Eu venho de uma cidade de 214 mil habitantes. Ok, não é exatamente uma aldeia na qual as yentas trazem as notícias de quem casou com quem, mas é pequena. Tem um shopping, uma rua “principal”, uma balada. Sair de casa significa encontrar a professora da primeira série, a mãe da primeira paixão platônica, a prima da vizinha da colega. Em resumo, sair de casa significa um inferno pessoal para os introvertidos. Entra em cena São Paulo, seus onze milhões de habitantes e os onze milhões de motivos para ser o paraíso de ~gente como a gente~. Quer alguns deles? Vamos lá.


Quando digo que gosto de ficar no meu canto, as pessoas pensam que sou uma ermitã que só sai de casa para votar. Talvez seja porque escolho as palavras erradas para explicar meus gostos. Mas a magia de São Paulo é que ela permite que eu fique no meu canto em diversos cantos. Posso caminhar por horas sem interagir com ninguém, ir aos diversos cinemas, praticamente morar nas livrarias… E ninguém parece em choque. Comer sozinha, lá na minha cidade, significa receber olhares de pena e/ou desconfiança porque afinal cadê seus amigos e namorados e filhos, coleguinha? Aqui? Aqui ninguém dá a mínima.

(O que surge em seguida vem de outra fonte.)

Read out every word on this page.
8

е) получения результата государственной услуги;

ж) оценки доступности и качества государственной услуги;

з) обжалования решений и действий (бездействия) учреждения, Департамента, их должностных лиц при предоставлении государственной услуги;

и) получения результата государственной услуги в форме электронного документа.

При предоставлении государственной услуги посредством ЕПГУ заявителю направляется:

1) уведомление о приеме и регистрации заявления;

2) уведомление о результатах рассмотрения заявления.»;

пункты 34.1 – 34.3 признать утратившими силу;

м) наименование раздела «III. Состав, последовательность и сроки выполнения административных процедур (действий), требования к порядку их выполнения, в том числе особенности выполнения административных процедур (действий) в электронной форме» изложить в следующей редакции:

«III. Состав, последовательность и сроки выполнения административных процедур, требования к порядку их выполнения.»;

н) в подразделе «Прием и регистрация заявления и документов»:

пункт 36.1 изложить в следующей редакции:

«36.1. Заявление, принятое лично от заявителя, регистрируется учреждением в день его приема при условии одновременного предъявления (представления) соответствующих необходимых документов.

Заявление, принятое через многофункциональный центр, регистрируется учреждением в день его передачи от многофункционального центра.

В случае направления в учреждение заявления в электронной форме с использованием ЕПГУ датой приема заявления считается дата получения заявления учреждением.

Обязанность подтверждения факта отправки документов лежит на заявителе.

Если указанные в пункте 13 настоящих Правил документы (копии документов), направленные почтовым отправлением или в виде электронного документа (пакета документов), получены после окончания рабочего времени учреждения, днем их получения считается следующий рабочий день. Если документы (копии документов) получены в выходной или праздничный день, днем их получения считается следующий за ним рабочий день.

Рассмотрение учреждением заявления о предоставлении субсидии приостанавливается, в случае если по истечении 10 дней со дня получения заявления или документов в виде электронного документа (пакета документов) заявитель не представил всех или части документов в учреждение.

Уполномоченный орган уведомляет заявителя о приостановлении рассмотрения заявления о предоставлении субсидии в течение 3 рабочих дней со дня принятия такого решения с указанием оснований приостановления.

Em São Paulo, sempre cabe mais um. Mas não é coração de mãe, não. E isso é um alívio. Ir às compras na minha cidade natal significava ouvir histórias da atendente da farmácia, discutir os planos para o feriado com o caixa do banco, ouvir um “vai com Deus” do motorista do ônibus. Veja bem, eu não sou exatamente um robô sem coração. Eu aprecio simpatia. Mas evito small talk a qualquer custo. Sou péssima nisso. Termino falando bobagem ou parecendo antipática ou ambos. Em São Paulo não tem dessas [e a São Paulo a que me refiro é a do trabalhador brasileiro, não a do cachorrinho de madame que é mais mimado do que jamais serei numa vida inteira]. Comércio é comércio. Pede, paga, vaza. Ninguém tem tempo, ninguém tem paciência. Eventualmente você vai receber um sorriso desenhado no copo da Starbucks e o gesto vai para seu Instagram porque, de novo, não somos robôs. Mas não é a regra e esta é a beleza da coisa.

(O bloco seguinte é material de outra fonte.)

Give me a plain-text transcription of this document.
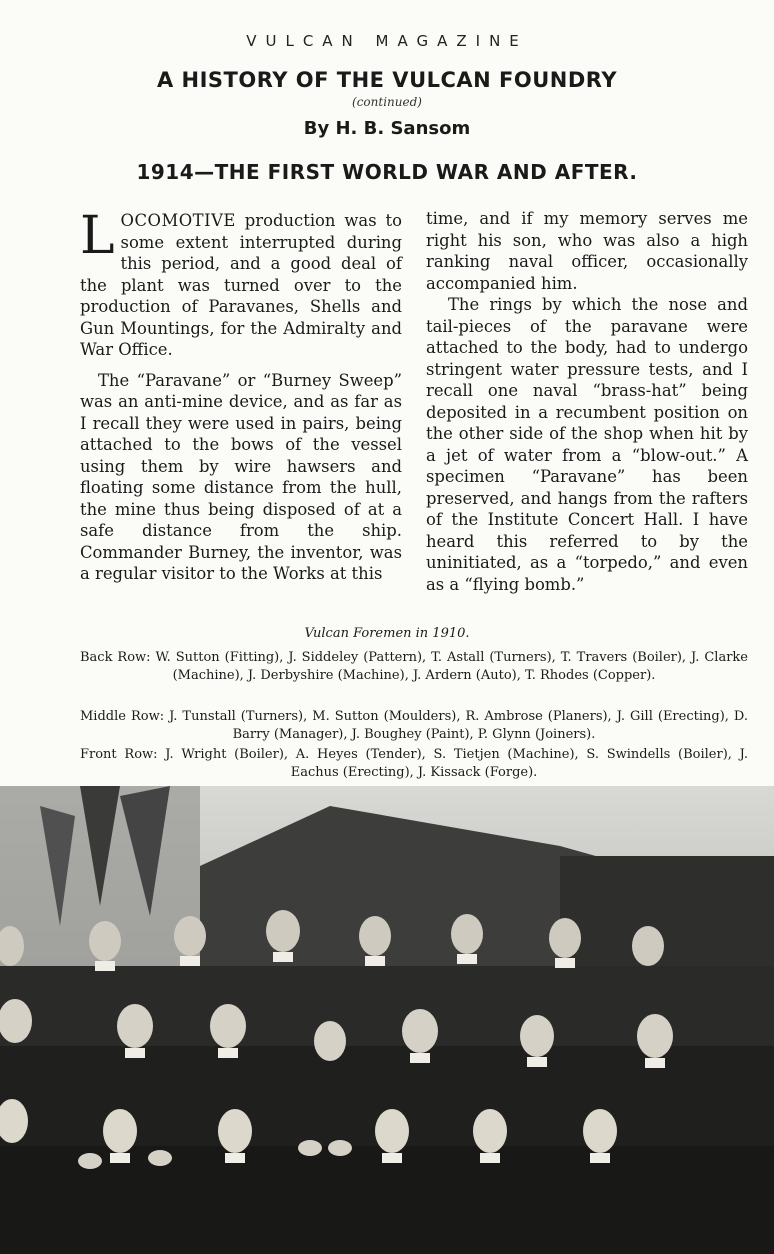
VULCAN MAGAZINE
A HISTORY OF THE VULCAN FOUNDRY
(continued)
By H. B. Sansom
1914—THE FIRST WORLD WAR AND AFTER.

LOCOMOTIVE production was to some extent interrupted during this period, and a good deal of the plant was turned over to the production of Paravanes, Shells and Gun Mountings, for the Admiralty and War Office.

The “Paravane” or “Burney Sweep” was an anti-mine device, and as far as I recall they were used in pairs, being attached to the bows of the vessel using them by wire hawsers and floating some distance from the hull, the mine thus being disposed of at a safe distance from the ship. Commander Burney, the inventor, was a regular visitor to the Works at this

time, and if my memory serves me right his son, who was also a high ranking naval officer, occasionally accompanied him.

The rings by which the nose and tail-pieces of the paravane were attached to the body, had to undergo stringent water pressure tests, and I recall one naval “brass-hat” being deposited in a recumbent position on the other side of the shop when hit by a jet of water from a “blow-out.” A specimen “Paravane” has been preserved, and hangs from the rafters of the Institute Concert Hall. I have heard this referred to by the uninitiated, as a “torpedo,” and even as a “flying bomb.”

Vulcan Foremen in 1910.
Back Row: W. Sutton (Fitting), J. Siddeley (Pattern), T. Astall (Turners), T. Travers (Boiler), J. Clarke (Machine), J. Derbyshire (Machine), J. Ardern (Auto), T. Rhodes (Copper).
Middle Row: J. Tunstall (Turners), M. Sutton (Moulders), R. Ambrose (Planers), J. Gill (Erecting), D. Barry (Manager), J. Boughey (Paint), P. Glynn (Joiners).
Front Row: J. Wright (Boiler), A. Heyes (Tender), S. Tietjen (Machine), S. Swindells (Boiler), J. Eachus (Erecting), J. Kissack (Forge).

E olha que louco. São Paulo permite colocar o pé na piscina da socialização e tirar bem rápido, se você quiser. Trabalhando de casa, com colegas que estão em outros continentes, vez ou outra eu penso que seria uma maravilhosa ideia sair de casa, conhecer gente, interagir com um ser humano quando a Siri está ~indisposta~, essas coisas. Se você olhar o MeetUp, a cada dia milhares de pessoas mais ou menos desconhecidas estão se reunindo pra fazer alguma coisa juntas (meditação, prática de idiomas, bar hopping, etc). Participei de uma coisa do tipo. Encontro de gente louca por comida, afinal, the chosen people, com um único mantra: “Posso dar o fora no minuto em que ficar insustentável”. Não ficou. Foi bem legal, se você quer saber. Pretendo repetir? Fuck no. Mas o fato de não existir algo assim na minha cidade natal diminuiu consideravelmente a vontade de voltar pra lá. Isso faz sentido? Nenhum. Mas me deixa feliz.

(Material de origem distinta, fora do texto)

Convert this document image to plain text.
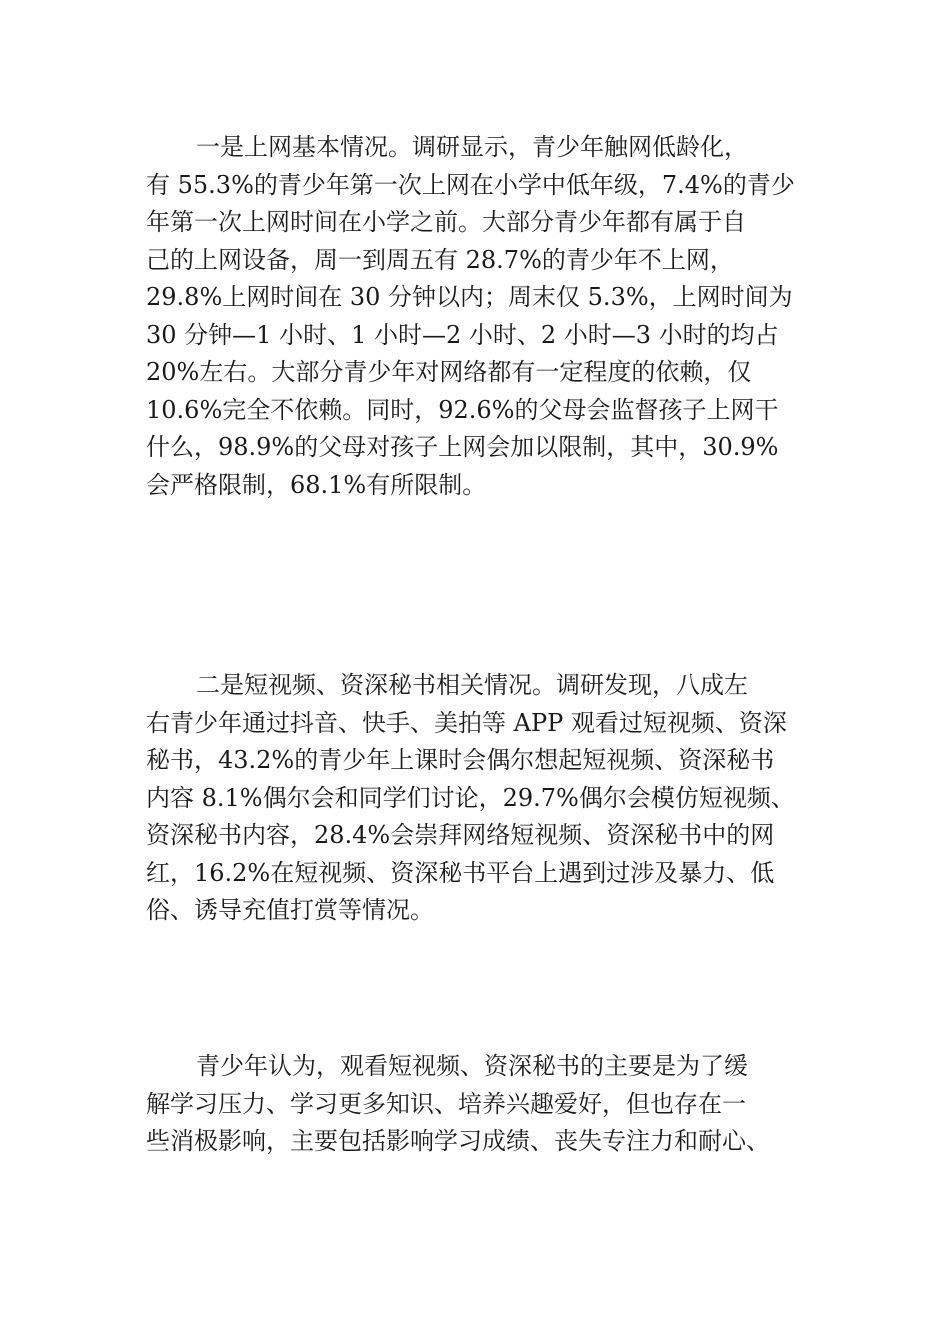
一是上网基本情况。调研显示，青少年触网低龄化，
有 55.3%的青少年第一次上网在小学中低年级，7.4%的青少
年第一次上网时间在小学之前。大部分青少年都有属于自
己的上网设备，周一到周五有 28.7%的青少年不上网，
29.8%上网时间在 30 分钟以内；周末仅 5.3%，上网时间为
30 分钟—1 小时、1 小时—2 小时、2 小时—3 小时的均占
20%左右。大部分青少年对网络都有一定程度的依赖，仅
10.6%完全不依赖。同时，92.6%的父母会监督孩子上网干
什么，98.9%的父母对孩子上网会加以限制，其中，30.9%
会严格限制，68.1%有所限制。
二是短视频、资深秘书相关情况。调研发现，八成左
右青少年通过抖音、快手、美拍等 APP 观看过短视频、资深
秘书，43.2%的青少年上课时会偶尔想起短视频、资深秘书
内容 8.1%偶尔会和同学们讨论，29.7%偶尔会模仿短视频、
资深秘书内容，28.4%会崇拜网络短视频、资深秘书中的网
红，16.2%在短视频、资深秘书平台上遇到过涉及暴力、低
俗、诱导充值打赏等情况。
青少年认为，观看短视频、资深秘书的主要是为了缓
解学习压力、学习更多知识、培养兴趣爱好，但也存在一
些消极影响，主要包括影响学习成绩、丧失专注力和耐心、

E falando em conhecer pessoas, vamos falar sobre a magia que é abrir o Tinder e não encontrar seu primo? Seu tio? Seu rabino? Seu entregador de leite [brinks, minha cidade natal já saiu do século passado, pelo menos quando o assunto é entrega de leite]. Todos os problemas do app à parte, e são muitos, eu acho maneiríssimo o fato de oferecer carinhas novas pro swipe até as profundezas do infinito. Você só se dá conta disso ao viajar para uma cidade pequena, ver nove pessoas, jogar todas para a esquerda e depois pensar: “Ué? Quebrou? Os deuses do Tinder estão me punindo por ser muito cri cri?” e perceber que não é nada disso. Só não tem ninguém por perto mesmo.

E numa cidade desse tamanho, eventualmente você vai encontrar outros introvertidos. Obviamente, vocês não vão para a balada na Augusta, mas poderão trocar figurinhas sobre a existência em geral. Cada um de sua casa, claro. Não vamos forçar a amizade.